Scientists at the University of Miami (UM) Rosenstiel School of Marine and Atmospheric Science are challenging the status quo on what we know about sharks and hurricanes. Sharks — and other marine life — are sensitive to barometric pressure, which drops when a major storm like a hurricane comes in. Research has shown sharks can actually feel the change in pressure and swim out to deeper water to where they feel they will be safer. “How these storms impact the environment, including large sharks, is of interest and conservation concern to many,” said Dr. Neil Hammerschlag, a research associate professor at the UM Rosenstiel School and the Abess Center for Ecosystem Science and Policy who is also the director of the University’s Shark and Research Conservation Program.
The recent onslaught of extreme weather due to climate change has given scientists ample opportunities to study this phenomenon. Afterall, there are still a lot of questions of how a shark weighs up the risks when a hurricane is heading its way. “When these big storms come through, you have a lot of wind, a lot of waves—a real chaotic environment,” marine scientist Grace Casselberry, a doctoral candidate at the University of Massachusetts Amherst, told Hakai Magazine in 2019. Casselberry and her colleagues were tracking a variety of sharks (tiger, lemon, nurse, and Caribbean reef sharks) off northeast Saint Croix in the US Virgin Islands when Hurricane Maria hit in 2017. They’d attached transponders to the sharks that sent signals to receivers that were anchored to the seafloor which survived the extreme storm and recorded how the sharks behaved. Nine of the sharks, including individuals from each of the four species, moved towards deeper water. “We think they’re moving out to these deeper areas to take shelter from the storm.”
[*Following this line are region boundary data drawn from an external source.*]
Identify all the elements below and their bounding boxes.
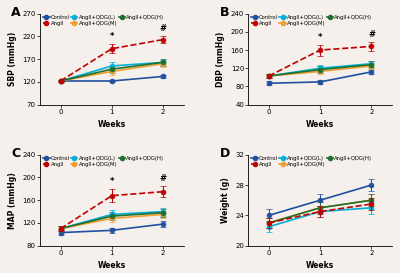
- Text: B: B: [220, 6, 229, 19]
- Text: *: *: [110, 177, 114, 186]
- Legend: Control, AngII, AngII+QDG(L), AngII+QDG(M), AngII+QDG(H): Control, AngII, AngII+QDG(L), AngII+QDG(…: [251, 14, 373, 26]
- Text: #: #: [160, 24, 167, 33]
- Y-axis label: DBP (mmHg): DBP (mmHg): [216, 31, 225, 87]
- Text: *: *: [110, 32, 114, 41]
- Text: D: D: [220, 147, 230, 161]
- Y-axis label: Weight (g): Weight (g): [221, 177, 230, 223]
- Legend: Control, AngII, AngII+QDG(L), AngII+QDG(M), AngII+QDG(H): Control, AngII, AngII+QDG(L), AngII+QDG(…: [251, 156, 373, 167]
- Legend: Control, AngII, AngII+QDG(L), AngII+QDG(M), AngII+QDG(H): Control, AngII, AngII+QDG(L), AngII+QDG(…: [43, 14, 165, 26]
- X-axis label: Weeks: Weeks: [306, 120, 334, 129]
- Text: *: *: [318, 33, 322, 42]
- Legend: Control, AngII, AngII+QDG(L), AngII+QDG(M), AngII+QDG(H): Control, AngII, AngII+QDG(L), AngII+QDG(…: [43, 156, 165, 167]
- X-axis label: Weeks: Weeks: [98, 120, 126, 129]
- X-axis label: Weeks: Weeks: [306, 262, 334, 271]
- Y-axis label: MAP (mmHg): MAP (mmHg): [8, 172, 17, 229]
- X-axis label: Weeks: Weeks: [98, 262, 126, 271]
- Text: C: C: [11, 147, 20, 161]
- Y-axis label: SBP (mmHg): SBP (mmHg): [8, 32, 17, 86]
- Text: #: #: [160, 174, 167, 183]
- Text: A: A: [11, 6, 21, 19]
- Text: #: #: [368, 30, 375, 39]
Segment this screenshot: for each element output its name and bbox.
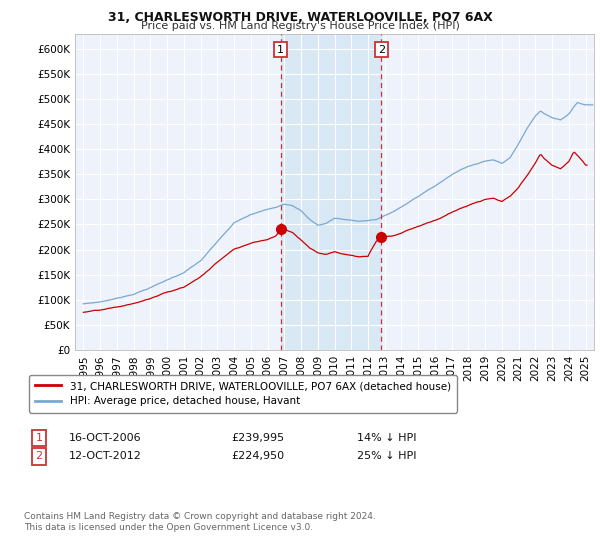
Text: 1: 1 <box>35 433 43 443</box>
Text: £239,995: £239,995 <box>231 433 284 443</box>
Text: 12-OCT-2012: 12-OCT-2012 <box>69 451 142 461</box>
Text: 16-OCT-2006: 16-OCT-2006 <box>69 433 142 443</box>
Text: Price paid vs. HM Land Registry's House Price Index (HPI): Price paid vs. HM Land Registry's House … <box>140 21 460 31</box>
Text: £224,950: £224,950 <box>231 451 284 461</box>
Text: 2: 2 <box>377 45 385 55</box>
Bar <box>281 34 381 350</box>
Text: 1: 1 <box>277 45 284 55</box>
Text: 25% ↓ HPI: 25% ↓ HPI <box>357 451 416 461</box>
Text: 31, CHARLESWORTH DRIVE, WATERLOOVILLE, PO7 6AX: 31, CHARLESWORTH DRIVE, WATERLOOVILLE, P… <box>107 11 493 24</box>
Legend: 31, CHARLESWORTH DRIVE, WATERLOOVILLE, PO7 6AX (detached house), HPI: Average pr: 31, CHARLESWORTH DRIVE, WATERLOOVILLE, P… <box>29 375 457 413</box>
Text: 2: 2 <box>35 451 43 461</box>
Text: Contains HM Land Registry data © Crown copyright and database right 2024.
This d: Contains HM Land Registry data © Crown c… <box>24 512 376 532</box>
Text: 14% ↓ HPI: 14% ↓ HPI <box>357 433 416 443</box>
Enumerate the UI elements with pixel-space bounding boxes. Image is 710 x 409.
The UM researchers found something similar when they analyzed acoustic tag data from tiger sharks (Galeocerdo cuvier), bull sharks (Carcharhinus leucas), nurse sharks (Ginglymostoma cirratum), and great hammerheads (Sphyrna mokarran) before, during, and after Hurricane Matthew in 2016 and Hurricane Irma in 2017. But they also found that the sharks behaved differently depending on their species and location. Published in the Estuarine, Coastal and Shelf Science journal, the team showed that bull sharks, great hammerhead, and most nurse sharks appeared to mostly evacuate the shallow waters of Biscayne Bay when Hurricane Irma passed by Miami. This wasn’t too much of a shock since similar previous studies have shown little sharks evacuating the safety of these inshore shallows in the wake of a storm.
But the big sharks? Well, they might ride the storm out. The team found that large tiger sharks in the Bahamas remained in the shallows, even as Hurricane Matthew raked across island nation, leaving a trail of damage behind. Underwater, the tiger sharks stayed put… and immediately following the storm, their numbers doubled. “I was amazed to see that big tiger sharks didn’t evacuate even as the eye of the hurricane was bearing down on them, it was as if they didn’t even flinch,” said Hammerschlag. The scientists suspect tiger sharks were probably taking advantage of the dead animals left over by the storm, providing new scavenging opportunities.
Observations like these can help scientists understand how shark populations can change in size and distribution due to natural disturbances, proving useful as science shows major storms, like hurricanes, are predicted to increase in frequency and strength with climate change.